Giving the baron the benefit of the doubt: if the intent has always been to get young people involved in sport, the swarms of young men wearing replica USC jerseys who cheered boisterously for the fighters and then lined up to get their photos taken with Johanna and Kristen in those revealing “swimgerie” suits — it all seemed good.
As did the real surprise of the evening, and perhaps the reason there might be — genuinely — reason for optimism in Mr. Adonis’ corner.
In boxing, you never know. The sport can be so political. Then again, as the saying goes, you simply can not teach speed, and Chris Pearson is mighty fast.
In the third fight of five Sunday, Pearson, a 20-year-old left-hander from a little town northwest of Dayton called Trotwood, Ohio, defeated a 2008 Beijing Games gold medalist, Bakhyt Sarsekbayev of Kazakhstan.
Pearson had come to the Matadors late in the season, referred by Rau’shee Warren, the 2007 flyweight world champion (112 pounds) and 2008 U.S. Olympic team member. Warren is also an Ohio guy. He’s from Cincinnati, about 50 miles south of Dayton.
In a March 14 fight, Pearson, now fighting as a middleweight, at 160 pounds, had defeated one of the league’s top fighters, Yamaguchi Florentino.
In the third round against Sarsekbayev, the 2008 welterweight gold medalist now fighting up as a middleweight, at 160, Pearson opened up a big cut over the Kazakh fighter’s left eye. From then on, Pearson controlled the bout. He won a split decision: 50-45, 49-46, 47-48.
You want to root for a guy like Chris Pearson. He was raised by a single dad, Milton. Dad has been working for the Montgomery County court system for 21 years now. Chris’ grandfather, Troy, and his grandmother, Zell, have been married for more than 50 years — they were college sweethearts at Fort Valley State. Troy used to run a youth basketball program that’s famous in and around southwest Ohio, the Dayton Mohawks.
Chris was a really good high school basketball and football player — he was being recruited by big-time college programs — until he tore up a knee.
It’s not that he wasn’t known as a boxer. He was, after all, a 2009 national PAL champ.
But now he’s older, and bigger, and stronger — after time at Northern Michigan University, at Marquette, Mich., and the U.S. Olympic Education Center there. While he has been earning two years worth of college credits, Chris Pearson said, way out of the spotlight up there in northern Michigan, he has been working on his boxing, and he has been working hard.
“Going in,” meaning to the fight with Sarsekbayev,” Milton Pearson said, referring to his son, “he told me, ‘If I beat him, I am going to open some eyes.’

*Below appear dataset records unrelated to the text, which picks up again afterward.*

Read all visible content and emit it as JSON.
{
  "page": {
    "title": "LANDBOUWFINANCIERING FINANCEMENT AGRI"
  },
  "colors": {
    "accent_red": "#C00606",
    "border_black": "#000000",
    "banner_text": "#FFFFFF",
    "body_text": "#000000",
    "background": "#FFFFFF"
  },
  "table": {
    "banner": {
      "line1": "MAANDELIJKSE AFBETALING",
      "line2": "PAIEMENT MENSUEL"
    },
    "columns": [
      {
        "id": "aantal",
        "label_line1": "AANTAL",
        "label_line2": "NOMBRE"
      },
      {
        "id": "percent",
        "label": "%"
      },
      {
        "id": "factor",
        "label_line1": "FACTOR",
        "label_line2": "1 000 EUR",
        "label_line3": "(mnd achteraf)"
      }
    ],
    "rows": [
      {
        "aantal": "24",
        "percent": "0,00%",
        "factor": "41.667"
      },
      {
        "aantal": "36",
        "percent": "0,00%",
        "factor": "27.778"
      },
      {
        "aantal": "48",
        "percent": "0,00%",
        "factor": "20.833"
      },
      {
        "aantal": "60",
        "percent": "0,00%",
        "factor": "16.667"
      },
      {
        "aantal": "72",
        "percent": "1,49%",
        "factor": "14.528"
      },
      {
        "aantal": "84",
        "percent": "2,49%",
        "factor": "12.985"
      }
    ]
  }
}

“I told him, ‘Just go in and do what you know how to do.’ ”
As Chris Pearson later said in a telephone interview, “He knew he wasn’t fighting no slouch.”
There’s a long way to go before Chris Pearson makes the Olympic team — he’s going to have to choose, for instance, whether to fight at the 152- or 165 1/2-pound Olympic weight classes — and there are bound to be a lot of good fighters to be in his way.
But, as he proved Sunday night, he’s pretty good himself. And bound to keep getting better.
Andre Ward, for one, has already told Chris Pearson that the sky is the limit.
This is why you really want to root for Chris Pearson. He says, “Yes, sir,” and, “No, sir,” when he speaks to you because that’s what his father and grandfather taught him to do. He’s humble about his accomplishments and his prospects even if, truly, the sky might be the limit.
All he will say, with an eye on London and 2012, is this: “I’m thankful for the opportunity to take my fighting to another level.”